At the time of writing this blog post, I have actually already returned to Finland, but I'll be writing the "returning to Finland" blog post a bit later.
In Last weeks in Japan, part 3, I'd forgotten May 3, Thursday, which was a day when Kobayashi-sensei had asked me to participate in her children's go class as a guest. It was then that the famous tv face, Anti Torumanen (indeed, almost all of the kids had seen me on television), came to play some simultaneous games with the more promising children. I played three sets of two-game simultaneous matches, handicaps included (ranging from two to five stones), and ended up winning all the games too. Apparently some of the children came for the class from somewhere pretty far away (like, a 1-2 hour trip), which was fairly surprising, considering that the class itself only lasted for about two hours.
Last Monday, on May 7, I played in a tv broadcast game against Fujisawa Rina, professional 1 dan. Before the match, which started at 6 PM, I first went to visit a zen buddhist temple in Ueno with Kobayashi-sensei. We were shown around the temple a bit, and I was taught the very basics of zazen (sitting meditation). By the end of the one-hour visit, the monk who was showing us around was asking if I wouldn't become his disciple. As monk life in Japan nowadays can be fairly modern, and not too ascetic, I might even consider such a proposal if I ended up going to Japan again (and if I could be insei at the same time). It seemed fitting that first there'd be some meditation, and then a tv match against a pro soon after that.

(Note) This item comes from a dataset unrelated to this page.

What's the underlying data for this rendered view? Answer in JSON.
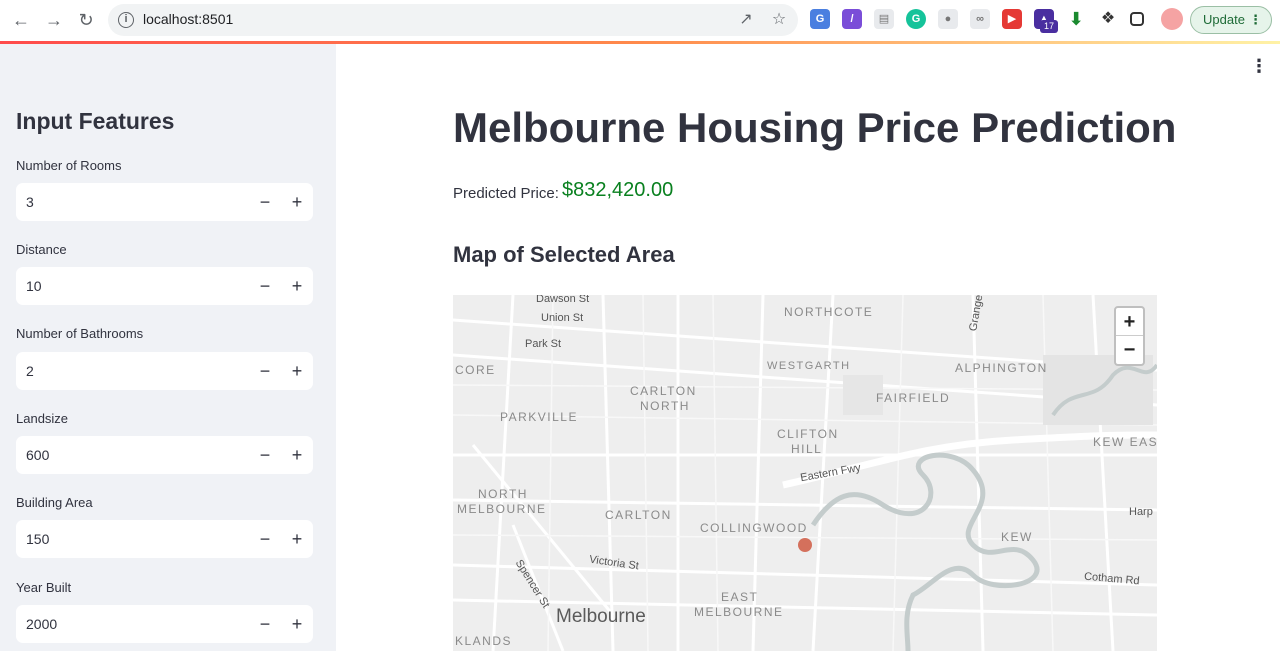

Since this was already the second time I was to be featured in a tv program in Japan, I wasn't really nervous at all. It was interesting to see some details about how those go commentary programs that you see on tv in Asia are made. The commentator for my game was Sakai Maki 8 dan, also one of the insei instructors. There were two short interviews included during the recording as well — when I could, I answered in Japanese, but at times I had to have Tom from the Nihon Ki-in to translate for me.
As for the game, I did my best to go with a flexible, but influence-oriented game plan. I had two handicap stones, but as winning or losing wasn't of especially big importance in the match, I didn't go out to maximize my winning chance, but instead kept on searching for the strongest move. As a result, black had the lead for a long time, but eventually pushed a bit too hard, and white turned the game around. It should be interesting for the readers to see Fujisawa's present-day game (especially after her win against Aoki Kikuyo 8-dan recently), so the kifu is of course included below. Commentary for the game is courtesy of the English class professionals.
There have been plenty of semi-productive days during the last few weeks; this blog post will describe them, but not in too much detail.
April 20, Friday: I and Ginny, from the English class, were invited to follow the Kisei tournament prize-giving ceremony that was held in a hotel at Yotsuya, not too far from the Nihon Ki-in. There were plenty of prestigious people present, and lots of good food was had as well. Chō U won the title for the third time in a row. While receiving the prize, he made a speech (most of which I didn't understand), and in addition advertised his new iPhone application, Yonro no go, which has go problems on a 4x4 go board in a very children-friendly setting. For now at least, the program doesn't have an English version.